The official way that you'll get taught in school is to learn Karnaugh Maps, and use one per to work out the logic to compute the next value of each bit. Then you work out what set of gates will implement said logic and wire it all up.
I won't bother telling you that one. I'll tell you two ways a hardware hacker does it: the easy way and the clever way.
The Easy Way
Get three one-of-eight multiplexer (MUX) chips, such as the TI SN74LS151. This chip uses three lines (A, B, C) to choose one of eight inputs (D0 through D7) to route to its output (Y).
Connect the three D flip-flop (DFF) outputs to the three select pins of each chip, with the least-significant bit going to A and the most-significant bit going to C. Connect the Y output from each MUX to the D input of its respective DFF.
The W pin is an inverted version of Y; you don't need it so don't connect it. The G pin is an active low enable; connect it to logic 0 (GND).
At this point, all you have to do is wire each D pin on each multiplexer to VCC or GND to set the next state for the DFFs, where the D input number is the current state. For your example (111->010->011->001), the first state is 7, and it advances to 2, so the D7 pins on the bit 2 and bit 0 MUXes are tied to GND, and the bit 1 MUX is tied to VCC. The next state is 3, so the D2 pins on the bit 0 and 1 MUXes are teid to VCC and the one on bit 2's MUX is tied to GND.
Any unused D pins on the MUXes need to be tied to some level; in this case, I'd recommend tying them all to VCC since your first state is 111.

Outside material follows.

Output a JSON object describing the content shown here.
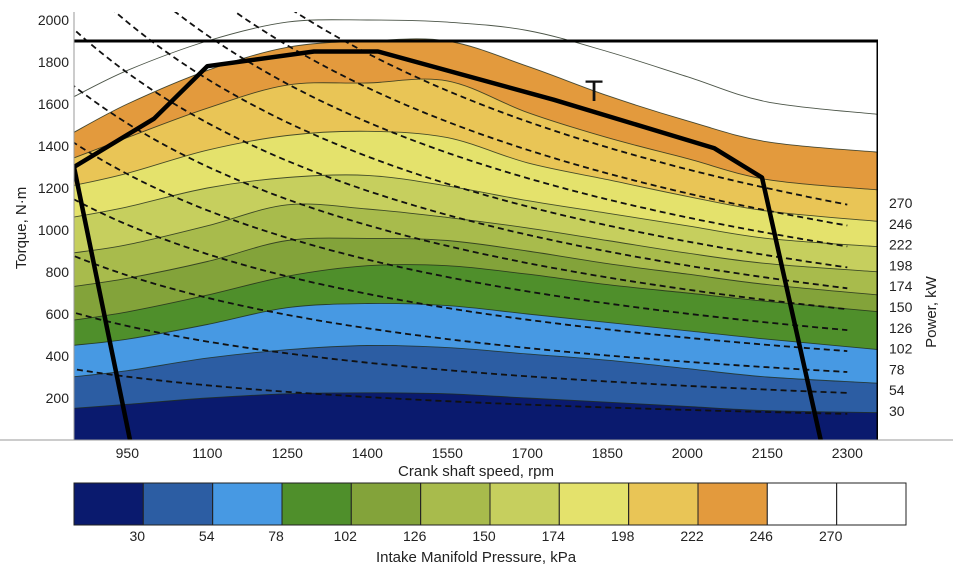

The great thing about this circuit is that you can completely change the count order just by rewiring the D pins. Also, this is how modern FPGAs implement combinational logic, with what are effectively lookup tables.
The Clever Way
You can get one more input bit to your function by realizing that you could connect the D pins to Q or Q-bar from the LSB DFF, and not just VCC or GND. In your example, you could use a dual 4-to-1 multiplexer such as the SN74LS153, and eliminate a MUX chip (one of them can handle two DFF inputs).